Canadian municipal election followers are finally coming to the end of what has felt like a very long dry spell.
2015 was an unusual year in that there were no municipal elections held in any major Canadian city. This phenomena won’t occur again for several decades.
(Yes, I know there were several municipal by-elections in 2015. And there were municipal elections in the territories, and some rural communities in Saskatchewan. Good luck finding a mainstream national media source covering any of these events. Thankfully, there were a few other rather epic elections in 2015 to follow!)
2016 will bring municipal elections to New Brunswick (May 9), Nova Scotia (October 15) and Saskatchewan (October 26). Alberta, Newfoundland and Labrador, and Quebec will hold municipal elections in 2017, and Ontario, Manitoba and British Columbia will hold municipal elections in 2018. And on it goes.
Dry patch: over!
With municipal elections in New Brunswick just three weeks away, it’s time to start tuning in. A few of them are shaping up to be rather interesting. Naturally, my interest leans towards the mayoral races.
Here’s quick snapshot: Across more than 100 municipal elections to occur in New Brunswick on May 9, there are 183 candidates seeking the position of mayor. 20% of theses candidates are women. Approximately half (48.5%) of the mayoral races are acclaimed, and in the vast majority of these cases (88%), the acclaimed candidate is an incumbent. In the municipalities where there is a mayoral race, in most cases there are only 2 candidates running, and never more than 5 (a stark contrast in scale from the more than 60 candidates who ran for mayor in the last Toronto election!).

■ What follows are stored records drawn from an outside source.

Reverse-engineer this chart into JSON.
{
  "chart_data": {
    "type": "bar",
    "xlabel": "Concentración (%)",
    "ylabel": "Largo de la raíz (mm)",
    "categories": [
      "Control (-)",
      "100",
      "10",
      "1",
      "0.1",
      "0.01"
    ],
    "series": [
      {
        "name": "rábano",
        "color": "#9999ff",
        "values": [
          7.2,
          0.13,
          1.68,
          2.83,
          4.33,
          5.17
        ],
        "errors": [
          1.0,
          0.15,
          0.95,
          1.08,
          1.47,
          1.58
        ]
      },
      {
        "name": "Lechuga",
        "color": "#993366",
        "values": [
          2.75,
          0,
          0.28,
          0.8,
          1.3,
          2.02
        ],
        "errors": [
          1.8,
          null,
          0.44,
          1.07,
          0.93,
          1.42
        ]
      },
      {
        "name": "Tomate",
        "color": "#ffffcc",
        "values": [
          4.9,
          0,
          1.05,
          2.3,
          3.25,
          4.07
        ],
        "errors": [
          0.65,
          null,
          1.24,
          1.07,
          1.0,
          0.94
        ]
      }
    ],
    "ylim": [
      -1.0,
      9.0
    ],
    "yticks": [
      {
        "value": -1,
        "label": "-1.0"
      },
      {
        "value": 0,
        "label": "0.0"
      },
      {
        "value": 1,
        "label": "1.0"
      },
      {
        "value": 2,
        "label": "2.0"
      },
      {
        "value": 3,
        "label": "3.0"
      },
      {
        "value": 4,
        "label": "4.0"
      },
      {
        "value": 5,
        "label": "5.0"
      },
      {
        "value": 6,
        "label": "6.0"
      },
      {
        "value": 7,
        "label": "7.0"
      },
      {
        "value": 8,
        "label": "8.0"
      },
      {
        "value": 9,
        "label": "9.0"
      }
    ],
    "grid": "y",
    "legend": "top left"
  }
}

Although New Brunswick has eight cities, there are only three with populations above 50,000: Fredericton, Moncton and Saint John. All three have a mayoral race. In two cases – Moncton and Saint John – the incumbent is not running (or “re-offer”, as seems to be the language most often used in the East Coast). All three are campaigns to follow and elections to watch.
The reason I find mayoral elections so interesting is because they offer an unparalleled opportunity to listen to the pulse of a community. Mayoral races, particularly hotly contested ones, showcase the key issues facing a community at a certain point in time. It is not unusual for mayoral campaigns to center around a short list of hot topics that can hold the attention of the public. It is these races which most powerfully express what our cities are worried about, thinking about, hoping for, and aspiring towards.
Mayoral candidates do not campaign based on the colour of their signs; instead, they must build an individual brand. Politically, they live and die based on how attuned they are to the agenda and ambitions of their community, and the extent to which they can demonstrate that they personally represent the most appealing path forward for their city. This is no small feat.
Mayoral campaigns are unlike any other political race in the country, in several respects. People who are interested in understanding Canada’s cities are wise to pay close attention, as they offer a rare chance to put your ear to the chest and hear a few heartbeats of our cities.